Перед ГИБСОНОМ стояла задача: как показать этот мир. Он всего лишь выстраивал сеттинг для рассказываемой истории: где и как это все происходит. Но так тщательно делал «как», что у него в итоге получилось «что». Как импрессионисты, которые просто начали рисовать в иной манере (как), и мир предстал иным (что).

Лучше всего это описал Лоуренс Персон, бывший редактор фэнзина «Nova Express»:

– Киберпанк осознал, что старая строгость научной фантастики «измени только одну вещь и посмотри, что произойдет» безнадежно устарела. Эта доктрина стала неактуальной из-за бешеных темпов технологических изменений конца 20-го века. Будущее – это не «одна хрень за другой», а всякая хрень одновременно. Киберпанк не только осознал эту истину, но и принял ее. Перефразируя председателя Брюса, киберпанк привнес технологическую экстраполяцию в ткань повседневной жизни.

И действительно, что там написал СТЕРЛИНГ в предисловии к «Зеркальным очкам»? Вот:

– Для киберпанков технология уже интуитивна, она не олицетворяется безумными учеными и гениями не от мира сего, она вокруг и внутри нас. Не вовне, но рядом. Под кожей, зачастую – под черепной коробкой.

Вот эта «техника иммерсивного построения мира» и придала «Нейроманту» такое качество откровения (это опять Лоуренс Персон). Ведь методом «измени только одну вещь…» работали и соратники по киберпанку, и даже те, кто ныне скорбит о праве первородства.

И еще раз подчеркну: «high tech/low life» не в том смысле, в каком обычно эту фразу цитируют, а в том, что эта low life буквально пропитана high tech, освоила их – не только способом, описанным в инструкциях, и не только качественные гарантийные их образцы, – но это не изменило low life ни на йоту (радио есть, а счастья нет). Ридли Скотту тоже удалось это передать.

Сам ГИБСОН, возможно, ничего конкретно связанного с цифровым миром (помимо термина киберпростантство) и не изобрел и во многом ошибся, но помните эпизод в самом конце «Дюны», когда Преподобная Мать отшатнулась от четырехлетней Алии:

– Она у меня в мозгу. Она – одна из тех, кто дает мне воспоминания. Они в моем сознании, во мне! Это невозможно, но это так!

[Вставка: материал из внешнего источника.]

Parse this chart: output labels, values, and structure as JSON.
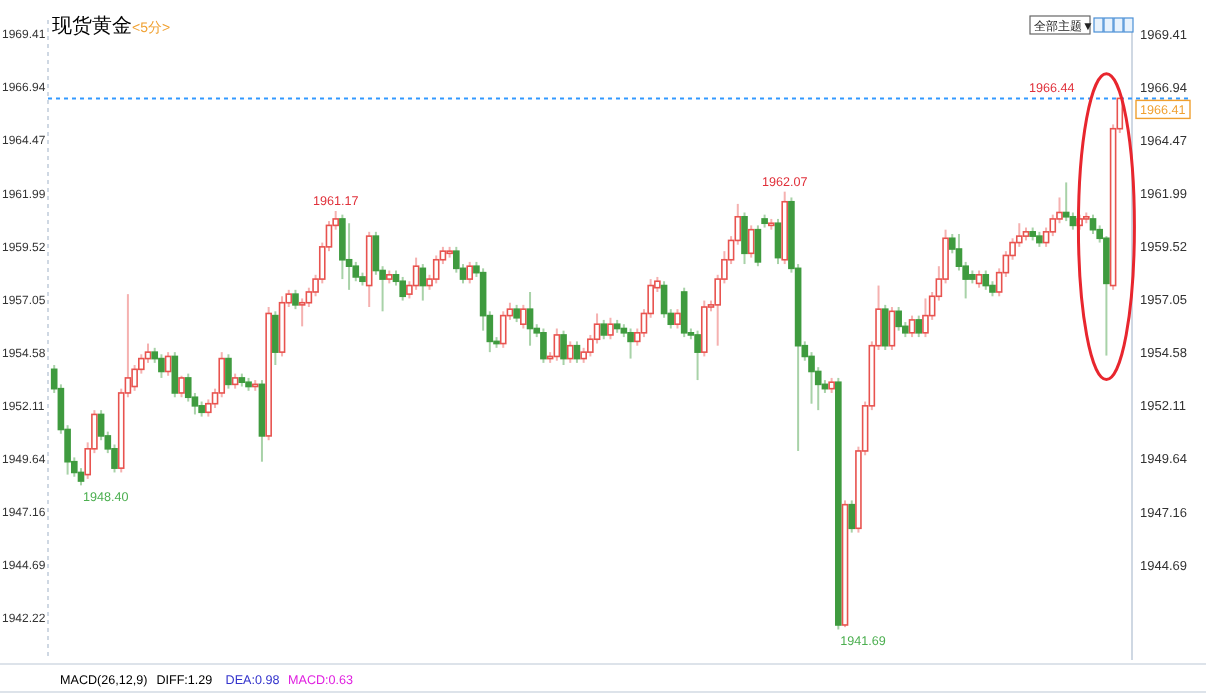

Вот, пожалуй, самое точное определение «Нейроманта». Не зря его называют архетипичным. Каждое отдельное фантдопущение, упомянутое в романе, уже где-то кто-то придумал раньше. Но после публикации «Нейроманта» чуть ли не в любом произведении на ту же тему ощущаешь именно его. Он действительно «дает нам воспоминания» даже там, где, возможно, и не присутствовал.

И он по-прежнему захватывает при чтении.

Подлинные имена

Что же касается права первородства, странно, что никто – даже на Западе – не заметил в «Нейроманте» трибьют Вернору ВИНДЖУ. И сам ВИНДЖ, похоже, не заметил.